La intención es que, además del precio o las prestaciones, los compradores puedan evaluar qué tan sencillo será mantener operativo el producto durante los años siguientes.
Antecedentes
No es la primera vez que este tema llega al Congreso. Durante los últimos años fueron presentados distintos proyectos con similares objetivos. Algunos proponían ampliar las garantías legales; otros buscaban proteger a los talleres independientes o asegurar el acceso a manuales técnicos. Todos perdieron estado parlamentario antes de llegar al recinto.
Actualmente, la protección de los consumidores se encuentra regulada principalmente por la Ley de Defensa del Consumidor, que reconoce garantías y responsabilidades de fabricantes y vendedores, pero no contempla un régimen integral sobre reparabilidad ni prohíbe expresamente la obsolescencia programada.
Legislación comparada
Mientras tanto, varios países ya avanzaron con regulaciones específicas.
La Unión Europea se convirtió en el principal referente en esta materia. Durante los últimos años aprobó normas que obligan a los fabricantes de numerosos electrodomésticos y dispositivos electrónicos a garantizar la disponibilidad de repuestos, facilitar información técnica y ofrecer alternativas de reparación durante varios años después de dejar de fabricar un producto.

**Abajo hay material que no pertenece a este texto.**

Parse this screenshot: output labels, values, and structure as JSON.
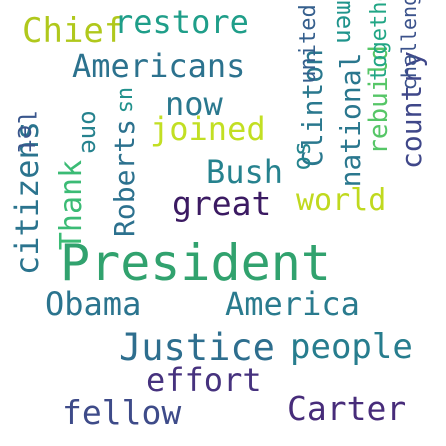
{
  "words": [
    {
      "text": "President",
      "color": "#31a26e"
    },
    {
      "text": "Chief",
      "color": "#b0c81c"
    },
    {
      "text": "restore",
      "color": "#1f9e89"
    },
    {
      "text": "Americans",
      "color": "#2c728e"
    },
    {
      "text": "now",
      "color": "#2a788e"
    },
    {
      "text": "joined",
      "color": "#c2df23"
    },
    {
      "text": "Bush",
      "color": "#26828e"
    },
    {
      "text": "great",
      "color": "#3b1a62"
    },
    {
      "text": "world",
      "color": "#c0d91f"
    },
    {
      "text": "Obama",
      "color": "#2b748e"
    },
    {
      "text": "America",
      "color": "#2a7b8e"
    },
    {
      "text": "Justice",
      "color": "#2e6e8e"
    },
    {
      "text": "people",
      "color": "#277d8e"
    },
    {
      "text": "effort",
      "color": "#46327e"
    },
    {
      "text": "fellow",
      "color": "#3e4b89"
    },
    {
      "text": "Carter",
      "color": "#472c7a"
    },
    {
      "text": "citizens",
      "color": "#2b748e"
    },
    {
      "text": "Thank",
      "color": "#3bbb75"
    },
    {
      "text": "Roberts",
      "color": "#2c718e"
    },
    {
      "text": "Clinton",
      "color": "#2a788e"
    },
    {
      "text": "national",
      "color": "#2a778e"
    },
    {
      "text": "rebuild",
      "color": "#56c667"
    },
    {
      "text": "country",
      "color": "#3f4789"
    },
    {
      "text": "united",
      "color": "#355f8d"
    },
    {
      "text": "together",
      "color": "#21a685"
    },
    {
      "text": "challenge",
      "color": "#3b528b"
    },
    {
      "text": "us",
      "color": "#21918c"
    },
    {
      "text": "let",
      "color": "#39568c"
    },
    {
      "text": "one",
      "color": "#26828e"
    },
    {
      "text": "men",
      "color": "#1f948c"
    },
    {
      "text": "so",
      "color": "#25848e"
    }
  ]
}
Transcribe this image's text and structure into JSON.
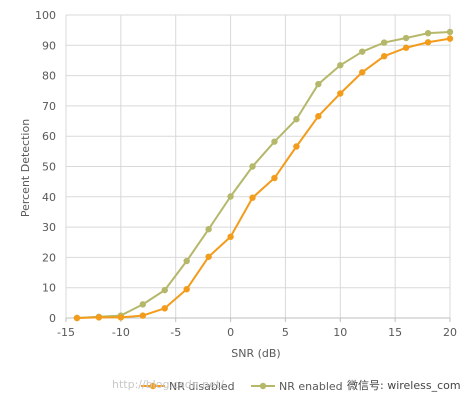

En 2024, además, el bloque adoptó una directiva para fortalecer el derecho de los consumidores a elegir la reparación antes que el reemplazo.
Uno de los casos más avanzados es Francia, que desde 2021 exige que celulares, computadoras, televisores, lavarropas y otros productos exhiban un índice de reparabilidad. La medida permitió que los consumidores incorporaran este aspecto como un criterio de compra y llevó a varios fabricantes a rediseñar equipos para obtener mejores calificaciones.
También Estados Unidos comenzó a avanzar mediante leyes estatales. California, Nueva York, Minnesota, Colorado y otros estados aprobaron normas que obligan a los fabricantes a suministrar repuestos, herramientas y documentación técnica. El objetivo es fomentar la competencia entre servicios técnicos y reducir los costos de reparación.
Experiencias similares pueden encontrarse en Canadá y el Reino Unido.
Intereses en juego
La discusión sobre el derecho a reparar excede el interés individual de quien compra un electrodoméstico o un teléfono celular.
Sus defensores sostienen que prolongar la vida útil de los bienes reduce el volumen de residuos, disminuye la extracción de materias primas, genera empleo en talleres de reparación y favorece la fabricación nacional de repuestos.
En sentido contrario, se advierte que una regulación demasiado amplia podría incrementar costos, afectar la protección de la propiedad intelectual y generar riesgos vinculados con la seguridad o el funcionamiento de equipos reparados fuera de la red oficial.